Two of them were wildly successful -- Portland in 2000 and Sacramento in 2002 on the way to NBA titles each time -- but their last one didn’t go so well, a 31-point loss to Phoenix in the first round of the 2006 playoffs.

Game 7, whether the Lakers expected it or not, is here.

“This is the ultimate challenge,” Bryant said. “It’s single-elimination time. We’re ready to go.”


We get it

Players often claim to never read stories about themselves, but the Lakers’ recent effort has been criticized by just about every media outlet.

In other words, there’s practically no way they haven’t heard about it, if not read about or watched it themselves.

“To me, it’s a little bit of a waste of time, but that’s OK,” Gasol said of the media criticism. “People need to talk about whatever they need to talk about and find explanations and reasons why things happen in life, and in particular in our series.

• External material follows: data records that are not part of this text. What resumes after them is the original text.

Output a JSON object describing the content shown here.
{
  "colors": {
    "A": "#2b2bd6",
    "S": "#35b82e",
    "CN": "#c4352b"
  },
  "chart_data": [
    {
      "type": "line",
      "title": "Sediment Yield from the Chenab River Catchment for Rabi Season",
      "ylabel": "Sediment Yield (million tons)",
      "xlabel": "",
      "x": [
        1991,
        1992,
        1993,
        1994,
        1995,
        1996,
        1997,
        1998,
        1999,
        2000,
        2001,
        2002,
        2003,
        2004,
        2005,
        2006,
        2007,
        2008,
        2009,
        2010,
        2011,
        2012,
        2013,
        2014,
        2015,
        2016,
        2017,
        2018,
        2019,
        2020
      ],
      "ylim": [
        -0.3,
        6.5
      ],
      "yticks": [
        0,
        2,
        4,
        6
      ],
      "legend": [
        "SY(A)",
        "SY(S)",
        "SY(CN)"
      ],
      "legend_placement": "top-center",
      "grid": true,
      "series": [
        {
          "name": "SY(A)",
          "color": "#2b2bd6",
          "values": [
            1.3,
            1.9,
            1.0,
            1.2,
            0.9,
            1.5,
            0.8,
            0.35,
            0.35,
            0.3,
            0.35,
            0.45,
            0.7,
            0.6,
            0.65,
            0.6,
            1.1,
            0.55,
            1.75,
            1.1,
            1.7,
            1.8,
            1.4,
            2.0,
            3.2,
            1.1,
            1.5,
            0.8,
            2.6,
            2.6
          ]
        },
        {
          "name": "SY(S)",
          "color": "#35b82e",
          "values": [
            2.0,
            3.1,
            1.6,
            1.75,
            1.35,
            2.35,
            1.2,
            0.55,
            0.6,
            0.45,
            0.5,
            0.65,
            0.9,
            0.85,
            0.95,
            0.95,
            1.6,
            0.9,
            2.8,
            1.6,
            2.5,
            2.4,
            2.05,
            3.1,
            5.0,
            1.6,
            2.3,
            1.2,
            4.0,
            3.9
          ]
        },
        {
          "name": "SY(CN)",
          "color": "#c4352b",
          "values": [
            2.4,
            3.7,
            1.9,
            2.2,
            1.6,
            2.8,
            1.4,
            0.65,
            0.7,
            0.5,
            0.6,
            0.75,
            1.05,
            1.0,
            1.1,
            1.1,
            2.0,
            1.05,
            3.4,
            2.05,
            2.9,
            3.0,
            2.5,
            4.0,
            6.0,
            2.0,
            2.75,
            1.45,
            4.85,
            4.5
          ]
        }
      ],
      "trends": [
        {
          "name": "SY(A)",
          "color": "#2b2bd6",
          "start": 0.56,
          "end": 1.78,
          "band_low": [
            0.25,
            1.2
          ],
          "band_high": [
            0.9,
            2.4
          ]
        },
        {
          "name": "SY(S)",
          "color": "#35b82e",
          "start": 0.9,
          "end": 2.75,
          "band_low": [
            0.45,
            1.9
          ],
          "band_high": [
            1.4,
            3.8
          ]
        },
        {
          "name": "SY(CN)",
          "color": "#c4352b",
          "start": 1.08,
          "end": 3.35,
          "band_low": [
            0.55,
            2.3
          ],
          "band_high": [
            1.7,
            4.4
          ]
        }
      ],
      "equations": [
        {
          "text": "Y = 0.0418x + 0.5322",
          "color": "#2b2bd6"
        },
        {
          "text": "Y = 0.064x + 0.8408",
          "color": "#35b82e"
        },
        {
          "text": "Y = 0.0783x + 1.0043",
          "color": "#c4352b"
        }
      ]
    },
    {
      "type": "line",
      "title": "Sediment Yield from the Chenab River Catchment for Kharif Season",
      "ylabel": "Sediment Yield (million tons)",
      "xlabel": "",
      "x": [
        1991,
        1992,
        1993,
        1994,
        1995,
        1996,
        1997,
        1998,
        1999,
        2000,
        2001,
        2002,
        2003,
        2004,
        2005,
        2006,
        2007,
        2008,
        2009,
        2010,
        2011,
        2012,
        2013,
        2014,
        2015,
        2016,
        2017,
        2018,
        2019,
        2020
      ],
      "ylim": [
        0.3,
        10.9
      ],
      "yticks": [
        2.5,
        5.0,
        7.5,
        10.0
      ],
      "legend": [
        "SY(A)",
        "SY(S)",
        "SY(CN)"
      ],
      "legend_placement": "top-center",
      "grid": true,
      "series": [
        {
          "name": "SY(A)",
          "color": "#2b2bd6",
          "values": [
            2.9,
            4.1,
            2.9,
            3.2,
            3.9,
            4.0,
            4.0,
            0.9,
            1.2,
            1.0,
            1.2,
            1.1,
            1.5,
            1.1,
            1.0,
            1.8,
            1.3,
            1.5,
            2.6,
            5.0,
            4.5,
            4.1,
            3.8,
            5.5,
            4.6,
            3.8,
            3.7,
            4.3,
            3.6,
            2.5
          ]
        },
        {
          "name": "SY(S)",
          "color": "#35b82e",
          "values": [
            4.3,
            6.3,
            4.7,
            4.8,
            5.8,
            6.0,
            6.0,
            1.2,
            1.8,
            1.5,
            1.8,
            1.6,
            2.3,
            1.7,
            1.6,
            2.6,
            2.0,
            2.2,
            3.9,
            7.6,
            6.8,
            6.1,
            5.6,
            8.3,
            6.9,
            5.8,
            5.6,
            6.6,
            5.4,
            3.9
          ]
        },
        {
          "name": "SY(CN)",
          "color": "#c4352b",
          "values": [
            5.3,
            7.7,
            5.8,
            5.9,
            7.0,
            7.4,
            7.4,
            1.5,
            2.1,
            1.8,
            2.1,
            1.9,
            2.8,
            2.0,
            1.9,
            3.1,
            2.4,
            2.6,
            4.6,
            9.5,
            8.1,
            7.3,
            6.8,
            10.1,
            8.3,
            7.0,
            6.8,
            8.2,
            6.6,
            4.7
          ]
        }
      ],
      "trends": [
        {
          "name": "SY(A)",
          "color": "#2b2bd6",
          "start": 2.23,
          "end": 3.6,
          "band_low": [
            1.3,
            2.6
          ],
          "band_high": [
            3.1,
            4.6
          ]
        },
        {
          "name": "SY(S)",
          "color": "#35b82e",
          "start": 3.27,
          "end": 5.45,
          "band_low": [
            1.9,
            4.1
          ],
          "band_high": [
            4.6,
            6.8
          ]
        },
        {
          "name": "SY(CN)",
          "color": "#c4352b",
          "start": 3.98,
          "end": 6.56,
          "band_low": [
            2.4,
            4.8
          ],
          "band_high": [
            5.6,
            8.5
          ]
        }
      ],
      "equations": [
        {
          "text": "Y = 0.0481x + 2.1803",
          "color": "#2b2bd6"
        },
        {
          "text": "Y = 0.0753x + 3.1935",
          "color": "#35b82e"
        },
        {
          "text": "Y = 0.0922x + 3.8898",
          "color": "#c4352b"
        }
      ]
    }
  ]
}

We’ve just got to come out [today], do what we need to do, win the game and move on and then people will be talking about another different thing and hopefully how great things are.”

Said Bryant: “I don’t watch [TV], but I know who’s criticizing.”


This feels familiar

Rick Adelman has lost to the Lakers in the playoffs while coaching Portland and Sacramento, but he now has a chance to pull off an upset while coaching the Rockets.

“This is a totally different team, a totally different situation,” he said. “And I hope, as you say, fate is looking down on us this time.”

Then he paused and smiled.

“They’ve had enough [success],” he added.


Times staff writer Broderick Turner contributed to this report.


Houston will play it fast, and loose

Relaxed, confident Rockets say they have nothing to lose and all the pressure will be on the Lakers today.



Ultimate Kobe

Lakers guard Kobe Bryant is 2-1 in Game 7s in his 13-year career.


Lakers 89, Portland 84: Bryant had 25 points, 11 rebounds, seven assists, four blocked shots and a hand in one of the most indelible plays in Lakers history, lobbing an alley-oop pass to Shaquille O’Neal for a dunk that punctuated the Lakers’ comeback from a 15-point fourth-quarter deficit at Staples Center.


Lakers 112, Sacramento 106 (OT): Bryant had 30 points, 10 rebounds, seven assists and no turnovers while playing 52 of the game’s 53 minutes at Sacramento as the Lakers completed a comeback from a 3-2 series deficit on the way to a third consecutive championship.


Phoenix 121, Lakers 90: Bryant had 24 points and one assist in Phoenix and was criticized for scoring only one point in the second half of the most one-sided Game 7 loss in Lakers history. The Lakers became only the eighth team in league history to lose a series after holding a 3-1 lead.